Quincy, July 27, 1861.
Major General C. FREMONT, U. S. Army.
SIR: Be orders from Brigadier-General Pope, commanding in North Missouri, I assumed charge of the line of the Hannibal and Saint Joseph Railroad. Four regiments occupied this line-Nineteenth Illinois, at Palmyra; Sixteenth Illinois, at Hudson City; Third Iowa, at Chillicothe; Second Iowa, at Saint Joseph. Orders this day issued by General Pope have been obeyed to forward the Nineteenth Illinois and Second Iowa to Saint Louis. They are on their way.

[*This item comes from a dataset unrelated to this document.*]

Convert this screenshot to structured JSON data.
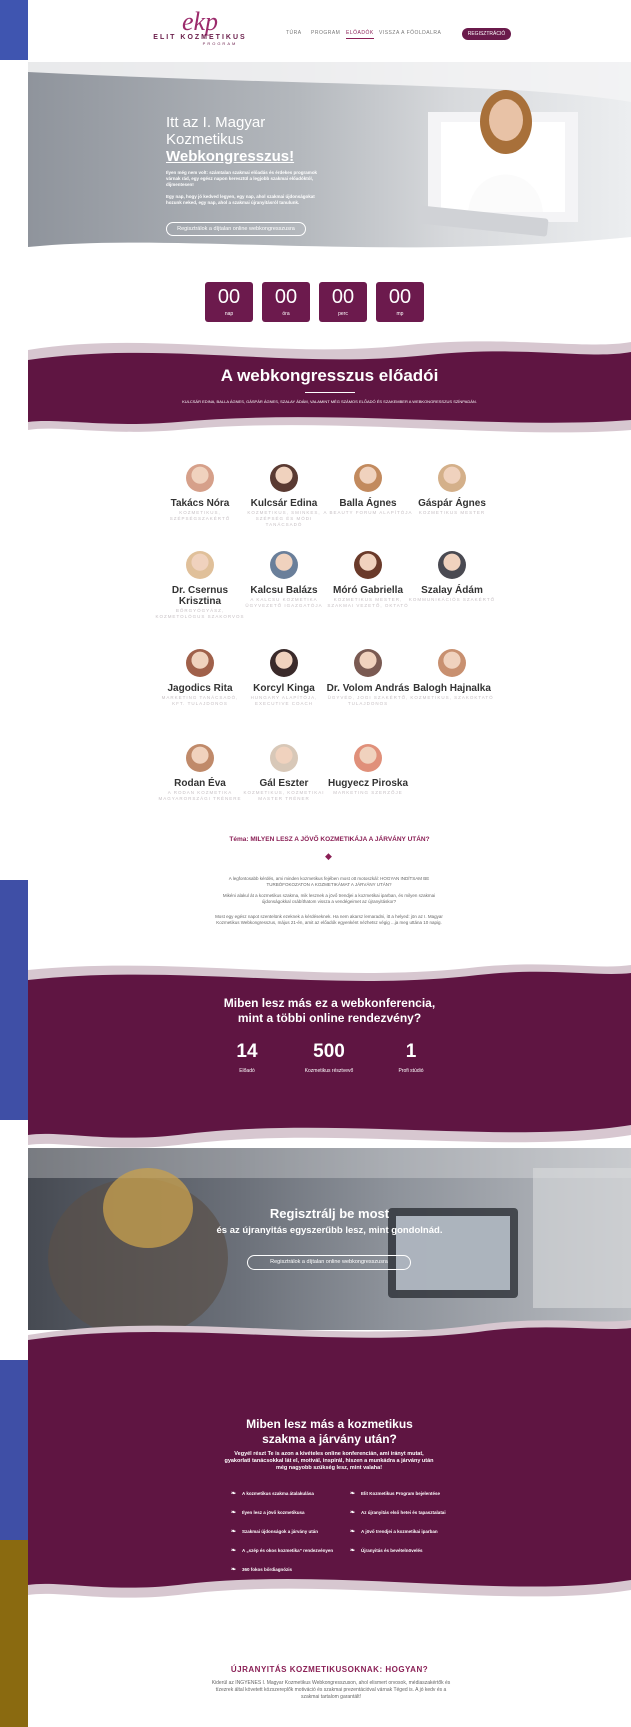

But it becomes my duty to report to you that the present force is wholly inadequate for the duty assigned; that the two regiments removed covered the termini of the road and protected its connections; that the country north of the road is inflamed and excited, and the region immediately southwest of Hannibal, in Ralls County, is infested by strong bands of rebels threatening Hannibal in considerable numbers and with at least two pieces of iron artillery. To oppose this I hold Hannibal with one company of Palmer's Fourteenth Illinois and three ill-disciplined companies of home guards; one company of the Fourteenth at South Bridge, between Hannibal and Palmyra. There is a vacancy from these points to Salt Creek where the outposts of the Sixteenth Illinois begin. Thence to Hannibal the road is well guarded; from Hannibal to Saint Joseph no troops; at Saint Joseph about 350 raw home guards. I go to-morrow the length of the road. I desire to state expressly and officially that the feeling along the line is hostile to this road. It is owned in Boston by wealthy men and the people believe it will be repaired if injured. They call it an abolition road. There is no such feeling as to the North Missouri; that is called a State road. I will defend it to the best of my ability; but with cavalry and artillery withdrawn from me and stationary scattered guards of infantry, with an entire regiment (the Third Iowa) without cartridge-boxes, belts or scabbards, justice to myself and the men under my command compels me to notify you in advance that my means are wholly insufficient and that if the road as broken up as I think it will be in forty-eight hours I and my command are not responsible. I have extended and obeyed of course promptly all orders on this subject; but desire to say that unless as I presume is the case public necessity requires this movement it exposes our connections and leaves us with both wings cut off in the heart of an unreconciled and hostile country.
Your obedient servant,
S. A. HURLBUT,
Brigadier-General, U. S. Volunteers.
HEADQUARTERS WESTERN DEPARTMENT, Numbers 10.
Saint Louis, Mo., July 29, 1861.
Brigadier General John Pope is assigned to the command of all the troops in the State of Missouri north of the city of Saint Louis.